Unfortunately, we do not have permission to distribute any part of the SAMA or BAMA utilities. This means it is not possible for us to simply create the Almorgeana database and distribute it with the MADA release. Hence, users must acquire one of these tools and create the database on their system during installation.
Currently, the LDC is restricting SAMA 3.1 to members only.
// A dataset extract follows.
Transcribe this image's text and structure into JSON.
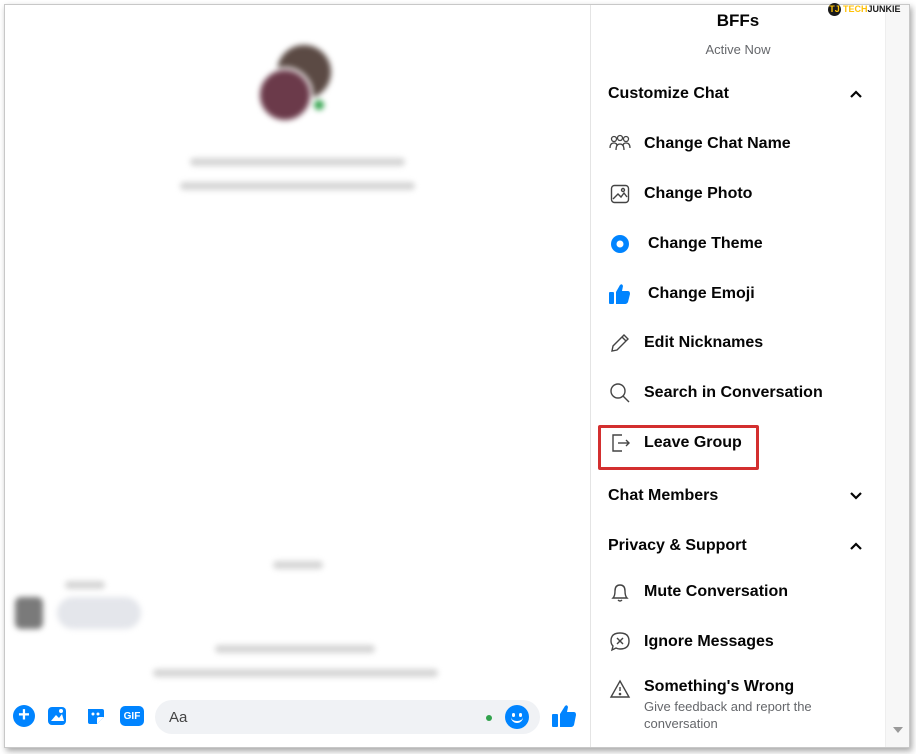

An older version, BAMA 2.0 (LDC2004L02), is available as well, but only members.
As of MADA 3.2, another option is the freely available Aramorph 1.2.1, which is effectively BAMA 1.2.1. Since it is a much older version, it is not annotated to have the same level of information or consistency as SAMA 3.1. This means the accuracy of a MADA install using Aramorph or BAMA 2.0 will not be as good as a MADA install that uses SAMA 3.1. In our tests, we found that a MADA+TOKAN build using Aramorph was able to reproduce the same tokenizations (TOKAN output) produced by a build using SAMA for about 99.4% of the words tested (using "SCHEME=ATB" as the TOKAN_SCHEME).
If at all possible, we recommend using SAMA 3.1 for best results.
On our systems, we have benchmarked MADA+TOKAN 3.2 at between 70 and 90 words per second (including pre-processing). Speed is greatly affected, however, by the actual words used in the text (words with many possible analyses take longer to process), the number of sentences in the text (lots of long sentences take longer), the size of the input file and the exact configuration used; user times may vary significantly.